Databricks on Cloud Platforms

Databricks does not run in isolation. It runs on top of cloud infrastructure — the servers, storage, networking, and security services that public cloud providers supply. Understanding how Databricks deploys on each major cloud platform explains why certain configuration choices exist, how billing works, how data connects to other cloud services, and how to make informed decisions about which cloud to use for a Databricks deployment.

Databricks runs on three cloud platforms: Amazon Web Services (AWS), Microsoft Azure, and Google Cloud Platform (GCP).
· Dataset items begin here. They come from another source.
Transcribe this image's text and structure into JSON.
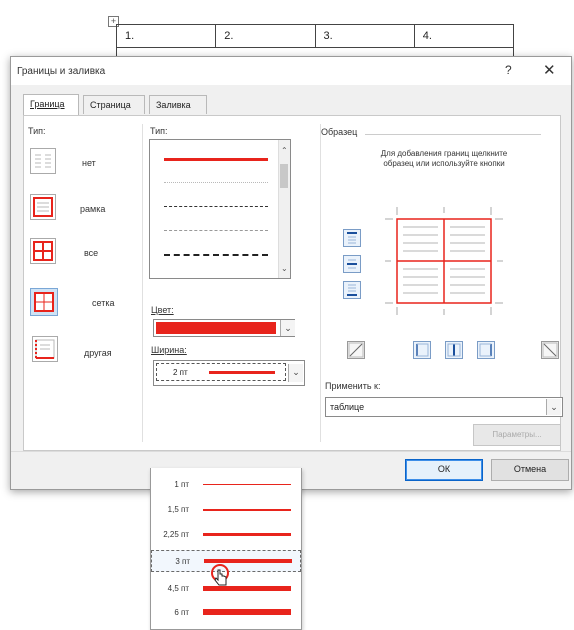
{
  "background_table": {
    "handle_icon": "+",
    "cells": [
      "1.",
      "2.",
      "3.",
      "4."
    ]
  },
  "dialog": {
    "title": "Границы и заливка",
    "help": "?",
    "close": "✕",
    "tabs": [
      {
        "label": "Граница",
        "active": true
      },
      {
        "label": "Страница",
        "active": false
      },
      {
        "label": "Заливка",
        "active": false
      }
    ],
    "type_label": "Тип:",
    "presets": [
      {
        "label": "нет",
        "selected": false
      },
      {
        "label": "рамка",
        "selected": false
      },
      {
        "label": "все",
        "selected": false
      },
      {
        "label": "сетка",
        "selected": true
      },
      {
        "label": "другая",
        "selected": false
      }
    ],
    "style_label": "Тип:",
    "color_label": "Цвет:",
    "width_label": "Ширина:",
    "width_value": "2 пт",
    "sample_label": "Образец",
    "sample_hint": "Для добавления границ щелкните образец или используйте кнопки",
    "apply_label": "Применить к:",
    "apply_value": "таблице",
    "params_button": "Параметры...",
    "ok_button": "ОК",
    "cancel_button": "Отмена",
    "accent_color": "#e8241c"
  },
  "width_dropdown": {
    "items": [
      {
        "label": "1 пт",
        "highlighted": false
      },
      {
        "label": "1,5 пт",
        "highlighted": false
      },
      {
        "label": "2,25 пт",
        "highlighted": false
      },
      {
        "label": "3 пт",
        "highlighted": true
      },
      {
        "label": "4,5 пт",
        "highlighted": false
      },
      {
        "label": "6 пт",
        "highlighted": false
      }
    ]
  }
}
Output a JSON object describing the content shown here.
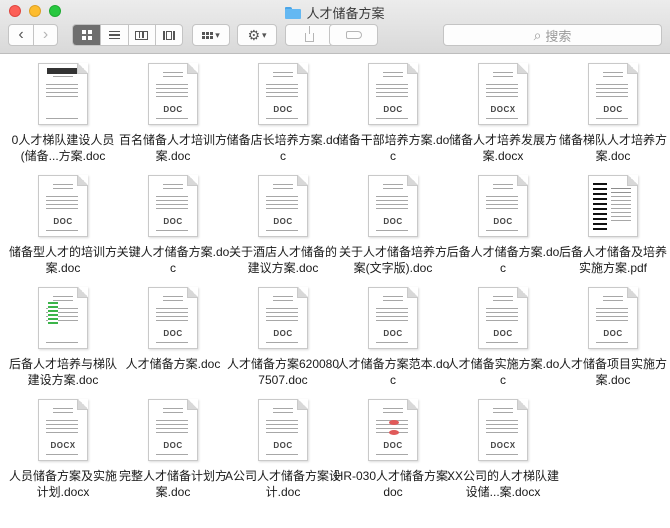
{
  "window": {
    "title": "人才储备方案",
    "search_placeholder": "搜索"
  },
  "toolbar": {
    "back_glyph": "‹",
    "forward_glyph": "›",
    "chevron_glyph": "▾",
    "gear_glyph": "⚙",
    "search_glyph": "⌕"
  },
  "files": [
    {
      "name": "0人才梯队建设人员(储备...方案.doc",
      "badge": "",
      "icon": "dark"
    },
    {
      "name": "百名储备人才培训方案.doc",
      "badge": "DOC",
      "icon": "plain"
    },
    {
      "name": "储备店长培养方案.doc",
      "badge": "DOC",
      "icon": "plain"
    },
    {
      "name": "储备干部培养方案.doc",
      "badge": "DOC",
      "icon": "plain"
    },
    {
      "name": "储备人才培养发展方案.docx",
      "badge": "DOCX",
      "icon": "plain"
    },
    {
      "name": "储备梯队人才培养方案.doc",
      "badge": "DOC",
      "icon": "plain"
    },
    {
      "name": "储备型人才的培训方案.doc",
      "badge": "DOC",
      "icon": "plain"
    },
    {
      "name": "关键人才储备方案.doc",
      "badge": "DOC",
      "icon": "plain"
    },
    {
      "name": "关于酒店人才储备的建议方案.doc",
      "badge": "DOC",
      "icon": "plain"
    },
    {
      "name": "关于人才储备培养方案(文字版).doc",
      "badge": "DOC",
      "icon": "plain"
    },
    {
      "name": "后备人才储备方案.doc",
      "badge": "DOC",
      "icon": "plain"
    },
    {
      "name": "后备人才储备及培养实施方案.pdf",
      "badge": "",
      "icon": "pdf"
    },
    {
      "name": "后备人才培养与梯队建设方案.doc",
      "badge": "",
      "icon": "green"
    },
    {
      "name": "人才储备方案.doc",
      "badge": "DOC",
      "icon": "plain"
    },
    {
      "name": "人才储备方案6200807507.doc",
      "badge": "DOC",
      "icon": "plain"
    },
    {
      "name": "人才储备方案范本.doc",
      "badge": "DOC",
      "icon": "plain"
    },
    {
      "name": "人才储备实施方案.doc",
      "badge": "DOC",
      "icon": "plain"
    },
    {
      "name": "人才储备项目实施方案.doc",
      "badge": "DOC",
      "icon": "plain"
    },
    {
      "name": "人员储备方案及实施计划.docx",
      "badge": "DOCX",
      "icon": "plain"
    },
    {
      "name": "完整人才储备计划方案.doc",
      "badge": "DOC",
      "icon": "plain"
    },
    {
      "name": "A公司人才储备方案设计.doc",
      "badge": "DOC",
      "icon": "plain"
    },
    {
      "name": "HR-030人才储备方案.doc",
      "badge": "DOC",
      "icon": "red"
    },
    {
      "name": "XX公司的人才梯队建设储...案.docx",
      "badge": "DOCX",
      "icon": "plain"
    }
  ]
}
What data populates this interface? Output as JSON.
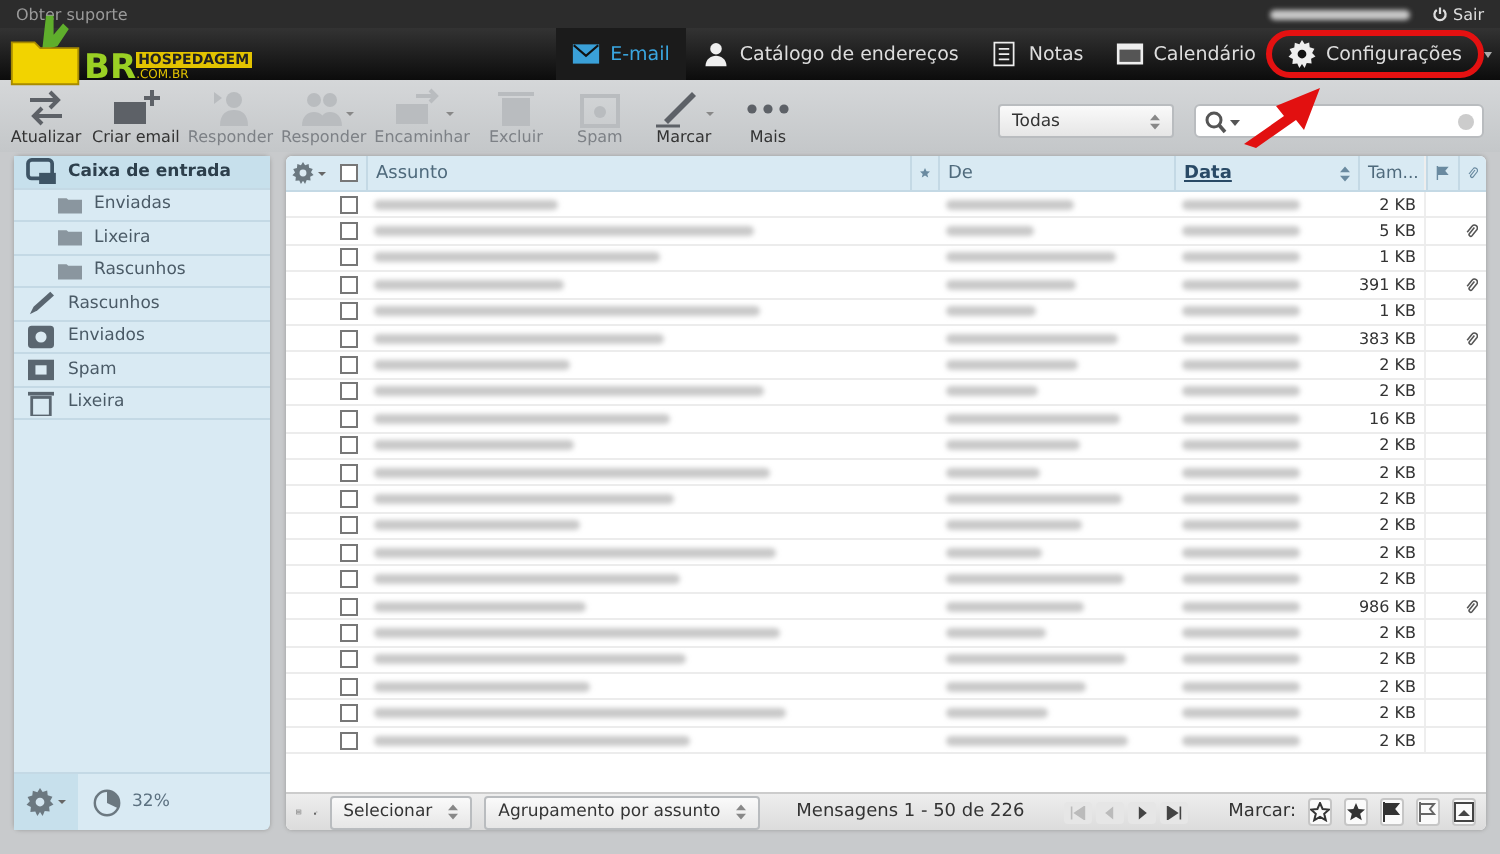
{
  "topbar": {
    "support": "Obter suporte",
    "logout": "Sair"
  },
  "logo": {
    "mark": "BR",
    "name": "HOSPEDAGEM",
    "domain": ".COM.BR"
  },
  "nav": [
    {
      "label": "E-mail",
      "kind": "mail",
      "selected": true,
      "highlighted": false
    },
    {
      "label": "Catálogo de endereços",
      "kind": "contacts",
      "selected": false,
      "highlighted": false
    },
    {
      "label": "Notas",
      "kind": "notes",
      "selected": false,
      "highlighted": false
    },
    {
      "label": "Calendário",
      "kind": "calendar",
      "selected": false,
      "highlighted": false
    },
    {
      "label": "Configurações",
      "kind": "settings",
      "selected": false,
      "highlighted": true
    }
  ],
  "toolbar": [
    {
      "label": "Atualizar",
      "kind": "refresh",
      "disabled": false,
      "dropdown": false
    },
    {
      "label": "Criar email",
      "kind": "compose",
      "disabled": false,
      "dropdown": false
    },
    {
      "label": "Responder",
      "kind": "reply",
      "disabled": true,
      "dropdown": false
    },
    {
      "label": "Responder",
      "kind": "reply-all",
      "disabled": true,
      "dropdown": true
    },
    {
      "label": "Encaminhar",
      "kind": "forward",
      "disabled": true,
      "dropdown": true
    },
    {
      "label": "Excluir",
      "kind": "delete",
      "disabled": true,
      "dropdown": false
    },
    {
      "label": "Spam",
      "kind": "spam",
      "disabled": true,
      "dropdown": false
    },
    {
      "label": "Marcar",
      "kind": "mark",
      "disabled": false,
      "dropdown": true
    },
    {
      "label": "Mais",
      "kind": "more",
      "disabled": false,
      "dropdown": false
    }
  ],
  "filter": {
    "value": "Todas"
  },
  "select_all": {
    "checked": false
  },
  "folders": [
    {
      "label": "Caixa de entrada",
      "kind": "inbox",
      "selected": true,
      "children": [
        {
          "label": "Enviadas",
          "kind": "folder",
          "selected": false
        },
        {
          "label": "Lixeira",
          "kind": "folder",
          "selected": false
        },
        {
          "label": "Rascunhos",
          "kind": "folder",
          "selected": false
        }
      ]
    },
    {
      "label": "Rascunhos",
      "kind": "drafts",
      "selected": false
    },
    {
      "label": "Enviados",
      "kind": "sent",
      "selected": false
    },
    {
      "label": "Spam",
      "kind": "spam",
      "selected": false
    },
    {
      "label": "Lixeira",
      "kind": "trash",
      "selected": false
    }
  ],
  "quota": {
    "text": "32%",
    "level": 0.32
  },
  "columns": [
    {
      "label": "Assunto",
      "kind": "subject",
      "sorted": false
    },
    {
      "kind": "star",
      "sorted": false
    },
    {
      "label": "De",
      "kind": "from",
      "sorted": false
    },
    {
      "label": "Data",
      "kind": "date",
      "sorted": true
    },
    {
      "label": "Tam...",
      "kind": "size",
      "sorted": false
    },
    {
      "kind": "flag",
      "sorted": false
    },
    {
      "kind": "attachment",
      "sorted": false
    }
  ],
  "messages": [
    {
      "size": "2 KB",
      "attachment": false,
      "checked": false
    },
    {
      "size": "5 KB",
      "attachment": true,
      "checked": false
    },
    {
      "size": "1 KB",
      "attachment": false,
      "checked": false
    },
    {
      "size": "391 KB",
      "attachment": true,
      "checked": false
    },
    {
      "size": "1 KB",
      "attachment": false,
      "checked": false
    },
    {
      "size": "383 KB",
      "attachment": true,
      "checked": false
    },
    {
      "size": "2 KB",
      "attachment": false,
      "checked": false
    },
    {
      "size": "2 KB",
      "attachment": false,
      "checked": false
    },
    {
      "size": "16 KB",
      "attachment": false,
      "checked": false
    },
    {
      "size": "2 KB",
      "attachment": false,
      "checked": false
    },
    {
      "size": "2 KB",
      "attachment": false,
      "checked": false
    },
    {
      "size": "2 KB",
      "attachment": false,
      "checked": false
    },
    {
      "size": "2 KB",
      "attachment": false,
      "checked": false
    },
    {
      "size": "2 KB",
      "attachment": false,
      "checked": false
    },
    {
      "size": "2 KB",
      "attachment": false,
      "checked": false
    },
    {
      "size": "986 KB",
      "attachment": true,
      "checked": false
    },
    {
      "size": "2 KB",
      "attachment": false,
      "checked": false
    },
    {
      "size": "2 KB",
      "attachment": false,
      "checked": false
    },
    {
      "size": "2 KB",
      "attachment": false,
      "checked": false
    },
    {
      "size": "2 KB",
      "attachment": false,
      "checked": false
    },
    {
      "size": "2 KB",
      "attachment": false,
      "checked": false
    }
  ],
  "footer": {
    "select": "Selecionar",
    "threading": "Agrupamento por assunto",
    "count": "Mensagens 1 - 50 de 226",
    "pager": [
      {
        "kind": "first",
        "disabled": true
      },
      {
        "kind": "prev",
        "disabled": true
      },
      {
        "kind": "next",
        "disabled": false
      },
      {
        "kind": "last",
        "disabled": false
      }
    ],
    "mark_label": "Marcar:"
  }
}
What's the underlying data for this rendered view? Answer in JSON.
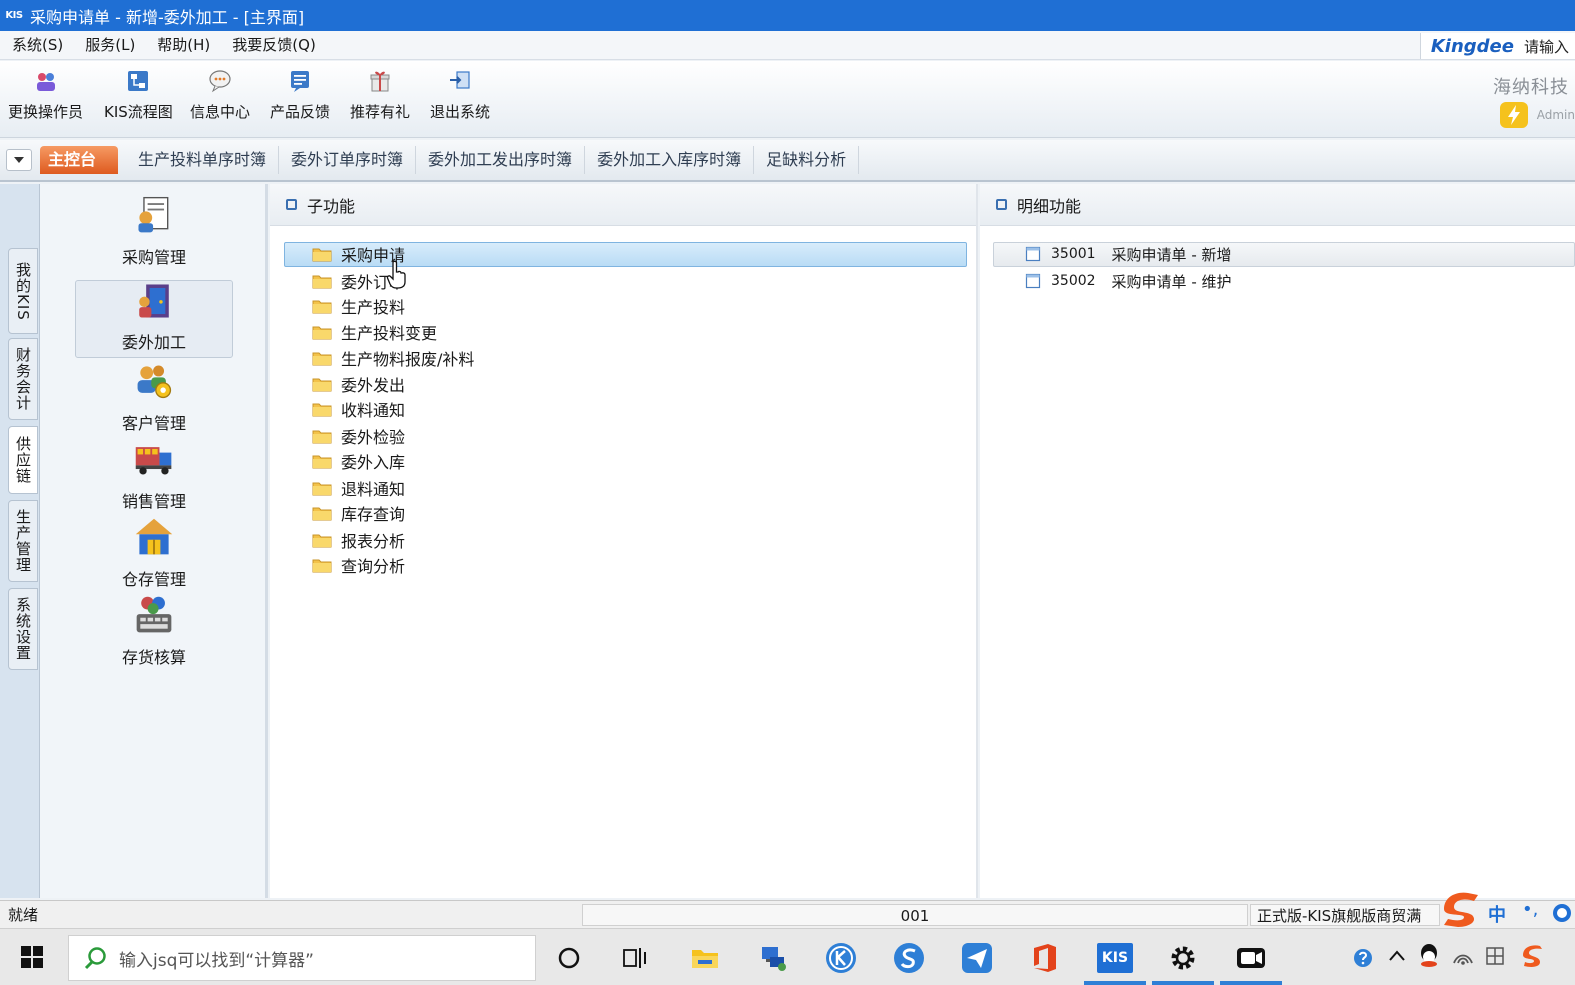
{
  "window": {
    "app_icon_text": "KIS",
    "title": "采购申请单 - 新增-委外加工 - [主界面]"
  },
  "menu": {
    "items": [
      "系统(S)",
      "服务(L)",
      "帮助(H)",
      "我要反馈(Q)"
    ],
    "brand_logo": "Kingdee",
    "brand_hint": "请输入"
  },
  "toolbar": {
    "buttons": [
      {
        "label": "更换操作员",
        "icon": "switch-user-icon"
      },
      {
        "label": "KIS流程图",
        "icon": "flowchart-icon"
      },
      {
        "label": "信息中心",
        "icon": "message-center-icon"
      },
      {
        "label": "产品反馈",
        "icon": "feedback-icon"
      },
      {
        "label": "推荐有礼",
        "icon": "gift-icon"
      },
      {
        "label": "退出系统",
        "icon": "exit-icon"
      }
    ],
    "company": "海纳科技",
    "user": "Admin"
  },
  "tabs": [
    "主控台",
    "生产投料单序时簿",
    "委外订单序时簿",
    "委外加工发出序时簿",
    "委外加工入库序时簿",
    "足缺料分析"
  ],
  "vertical_tabs": [
    "我的KIS",
    "财务会计",
    "供应链",
    "生产管理",
    "系统设置"
  ],
  "modules": [
    {
      "label": "采购管理",
      "icon": "purchase-icon"
    },
    {
      "label": "委外加工",
      "icon": "outsourcing-icon"
    },
    {
      "label": "客户管理",
      "icon": "customer-icon"
    },
    {
      "label": "销售管理",
      "icon": "sales-truck-icon"
    },
    {
      "label": "仓存管理",
      "icon": "warehouse-icon"
    },
    {
      "label": "存货核算",
      "icon": "inventory-accounting-icon"
    }
  ],
  "sub_panel": {
    "header": "子功能",
    "items": [
      "采购申请",
      "委外订单",
      "生产投料",
      "生产投料变更",
      "生产物料报废/补料",
      "委外发出",
      "收料通知",
      "委外检验",
      "委外入库",
      "退料通知",
      "库存查询",
      "报表分析",
      "查询分析"
    ]
  },
  "detail_panel": {
    "header": "明细功能",
    "items": [
      {
        "code": "35001",
        "label": "采购申请单 - 新增"
      },
      {
        "code": "35002",
        "label": "采购申请单 - 维护"
      }
    ]
  },
  "status": {
    "left": "就绪",
    "middle": "001",
    "right": "正式版-KIS旗舰版商贸满"
  },
  "taskbar": {
    "search_placeholder": "输入jsq可以找到“计算器”",
    "app_chip": "KIS",
    "ime_label": "中"
  },
  "colors": {
    "titlebar": "#1f6fd4",
    "active_tab": "#de5a1f",
    "selection": "#b9dcf5"
  }
}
On each platform, Databricks operates in a fundamentally similar way — a managed control plane operated by Databricks communicates with a data plane running inside the customer's own cloud account. But the specifics differ in meaningful ways: the storage services, the identity systems, the compute instance types, and the networking configurations all reflect each cloud's unique ecosystem.

The Control Plane and Data Plane Architecture

Every Databricks deployment, regardless of cloud, follows a two-plane architecture. This architecture defines where different components run and who manages them.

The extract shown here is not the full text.